The good news is that grassroots LNP branches have selected a cohort of quality candidates in the crucial seats that must be won to prise the radical leftists from the treasury benches in George Street.

Henry Pike in Redlands is future premier material and faces a tough but winnable battle to unseat Labor’s Kim Richards, who like all of her caucus colleagues voted for Trad’s abortion-to-birth law.

The Courier Mail’s Des Houghton wrote today about the stellar LNP women candidates who have a good chance of helping put Deb Frecklington into the Premier’s office.

LNP women candidates are within striking distance in three Brisbane seats.

Former Channel 10 crime and political reporter Lauren Day decided to throw her hat in the ring in Maiwar after reporting on Labor’s appalling failures in child safety and crime prevention. The young mother’s husband is a cop.

Another former journo running for the LNP is Kirrily Boulton, head of corporate affairs at the Endeavour Foundation where she has a special interest in advocating for the intellectually disabled.
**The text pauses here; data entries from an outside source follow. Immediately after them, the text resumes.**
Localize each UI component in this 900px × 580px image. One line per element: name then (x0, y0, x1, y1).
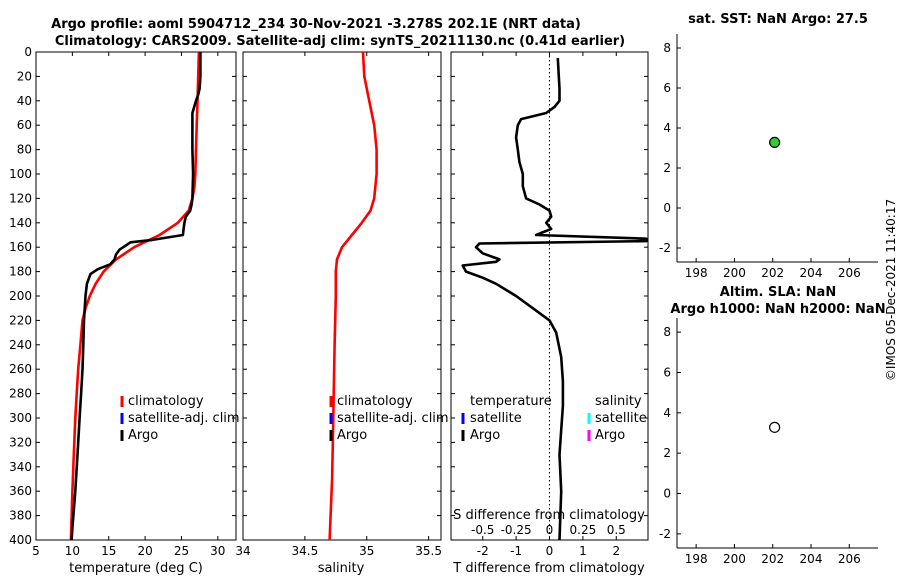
sst-ytick-label: 6 (663, 81, 671, 95)
sst-xtick-label: 202 (761, 266, 784, 280)
difference-xtick-label: -1 (510, 544, 522, 558)
temperature-series-climatology (69, 51, 201, 541)
temperature-ytick-label: 260 (9, 362, 32, 376)
sst-panel: -2 0 2 4 6 8 198 200 202 204 206 (659, 34, 878, 280)
difference-xtick-label: 2 (612, 544, 620, 558)
sst-xtick-label: 206 (838, 266, 861, 280)
main-title-line1: Argo profile: aoml 5904712_234 30-Nov-20… (51, 17, 581, 32)
difference-stick-label: 0.5 (607, 523, 626, 537)
temperature-xtick-label: 20 (137, 544, 152, 558)
difference-legend-temperature-title: temperature (470, 394, 552, 409)
salinity-legend-argo: Argo (337, 428, 367, 443)
temperature-ytick-label: 340 (9, 460, 32, 474)
salinity-panel: 34 34.5 35 35.5 (235, 51, 442, 558)
difference-stick-label: 0.25 (570, 523, 597, 537)
temperature-ytick-label: 280 (9, 387, 32, 401)
sla-ytick-label: 8 (663, 325, 671, 339)
sla-panel: -2 0 2 4 6 8 198 200 202 204 206 (659, 318, 878, 566)
salinity-legend-satellite: satellite-adj. clim (337, 411, 449, 426)
difference-legend-s-satellite: satellite (595, 411, 647, 426)
salinity-series-climatology (328, 51, 378, 541)
temperature-ytick-label: 240 (9, 338, 32, 352)
sla-xtick-label: 202 (761, 552, 784, 566)
temperature-xtick-label: 25 (174, 544, 189, 558)
temperature-ytick-label: 200 (9, 289, 32, 303)
temperature-ytick-label: 320 (9, 435, 32, 449)
temperature-ytick-label: 100 (9, 167, 32, 181)
difference-legend-t-argo: Argo (470, 428, 500, 443)
sst-ytick-label: 4 (663, 121, 671, 135)
temperature-ytick-label: 380 (9, 509, 32, 523)
sla-xtick-label: 200 (723, 552, 746, 566)
temperature-ytick-label: 220 (9, 313, 32, 327)
sla-xtick-label: 204 (800, 552, 823, 566)
difference-xlabel: T difference from climatology (452, 561, 645, 576)
salinity-xtick-label: 34 (235, 544, 250, 558)
temperature-xtick-label: 5 (32, 544, 40, 558)
difference-stick-label: -0.25 (501, 523, 532, 537)
difference-xtick-label: -2 (477, 544, 489, 558)
sla-point (769, 421, 781, 433)
salinity-xtick-label: 35.5 (415, 544, 442, 558)
difference-legend-s-argo: Argo (595, 428, 625, 443)
sla-ytick-label: 0 (663, 487, 671, 501)
sla-xtick-label: 198 (685, 552, 708, 566)
sst-xtick-label: 204 (800, 266, 823, 280)
temperature-ytick-label: 80 (17, 143, 32, 157)
temperature-ytick-label: 0 (24, 45, 32, 59)
salinity-legend-climatology: climatology (337, 394, 413, 409)
temperature-ytick-label: 400 (9, 533, 32, 547)
temperature-xtick-label: 30 (210, 544, 225, 558)
temperature-xtick-label: 15 (101, 544, 116, 558)
temperature-ytick-label: 360 (9, 484, 32, 498)
sla-ytick-label: 2 (663, 446, 671, 460)
difference-panel: -2 -1 0 1 2 -0.5 -0.25 0 0.25 0.5 (450, 51, 649, 558)
temperature-ytick-label: 160 (9, 240, 32, 254)
sla-ytick-label: 6 (663, 365, 671, 379)
difference-legend-t-satellite: satellite (470, 411, 522, 426)
difference-legend-salinity-title: salinity (595, 394, 642, 409)
sst-title: sat. SST: NaN Argo: 27.5 (688, 12, 868, 27)
sla-title-line2: Argo h1000: NaN h2000: NaN (670, 302, 885, 317)
difference-xtick-label: 0 (546, 544, 554, 558)
difference-xtick-label: 1 (579, 544, 587, 558)
temperature-legend-argo: Argo (128, 428, 158, 443)
difference-stick-label: 0 (546, 523, 554, 537)
sst-ytick-label: 2 (663, 161, 671, 175)
temperature-axes-frame (35, 51, 237, 541)
temperature-legend-satellite: satellite-adj. clim (128, 411, 240, 426)
salinity-axes-frame (242, 51, 442, 541)
difference-xlabel-salinity: S difference from climatology (453, 508, 645, 523)
sst-ytick-label: -2 (659, 241, 671, 255)
sst-xtick-label: 200 (723, 266, 746, 280)
temperature-xtick-label: 10 (65, 544, 80, 558)
temperature-ytick-label: 60 (17, 118, 32, 132)
temperature-ytick-label: 140 (9, 216, 32, 230)
sla-title-line1: Altim. SLA: NaN (720, 285, 836, 300)
main-title-line2: Climatology: CARS2009. Satellite-adj cli… (55, 34, 625, 49)
sst-ytick-label: 0 (663, 201, 671, 215)
temperature-xlabel: temperature (deg C) (69, 561, 203, 576)
temperature-series-argo (70, 52, 202, 541)
sla-ytick-label: -2 (659, 527, 671, 541)
temperature-legend-climatology: climatology (128, 394, 204, 409)
sla-xtick-label: 206 (838, 552, 861, 566)
difference-stick-label: -0.5 (471, 523, 494, 537)
salinity-xtick-label: 34.5 (292, 544, 319, 558)
salinity-xtick-label: 35 (359, 544, 374, 558)
salinity-xlabel: salinity (318, 561, 365, 576)
sst-point (769, 136, 781, 148)
temperature-ytick-label: 20 (17, 69, 32, 83)
timestamp-label: ©IMOS 05-Dec-2021 11:40:17 (884, 199, 898, 381)
temperature-ytick-label: 40 (17, 94, 32, 108)
temperature-ytick-label: 300 (9, 411, 32, 425)
sla-ytick-label: 4 (663, 406, 671, 420)
sst-xtick-label: 198 (685, 266, 708, 280)
sst-ytick-label: 8 (663, 41, 671, 55)
temperature-panel: 0 20 40 60 80 100 120 140 160 180 200 220 240 260 280 3… (9, 45, 237, 558)
difference-series-argo-t-difference (461, 58, 648, 541)
temperature-ytick-label: 180 (9, 265, 32, 279)
temperature-ytick-label: 120 (9, 191, 32, 205)
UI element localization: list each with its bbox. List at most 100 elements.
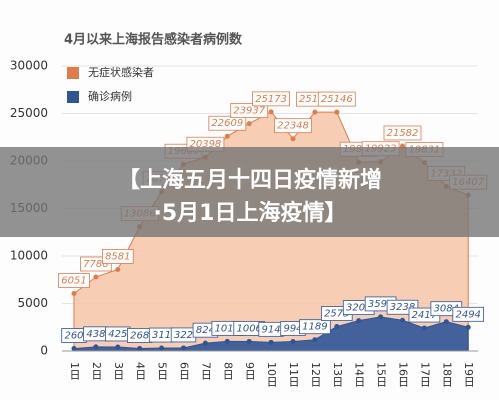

Boulton believes she has the support to cause an election upset by defeating Housing and Public Works minister Mick de Brenni in Springwood.

Another most impressive candidate is Janet Wishart, a former pastor with a degree in music and musical therapy who worked in aged care and palliative care. Wishart, whose husband Dugald is general manager of business analysis at Rio Tinto, will contest the seat of Mansfield, which has been won nine times by the conservatives and seven times by the ALP since 1972.

Wishart also has a deep understanding of the disability sector. Her eldest son Caleb has undergone 21 surgeries in 18 years to lengthen his leg.

These are all quality people who are pro-life and unlike Labor, believe boys should be allowed to be boys and girls should be allowed to be girls, free of gender-fluid ideology.

They would change the dynamic of Parliament for the better.

The LNP must hold all its existing seats plus win nine more to form Government.

The choice is clear – more social engineering and economic misery under Labor or a return to common sense values and economic prosperity under the LNP.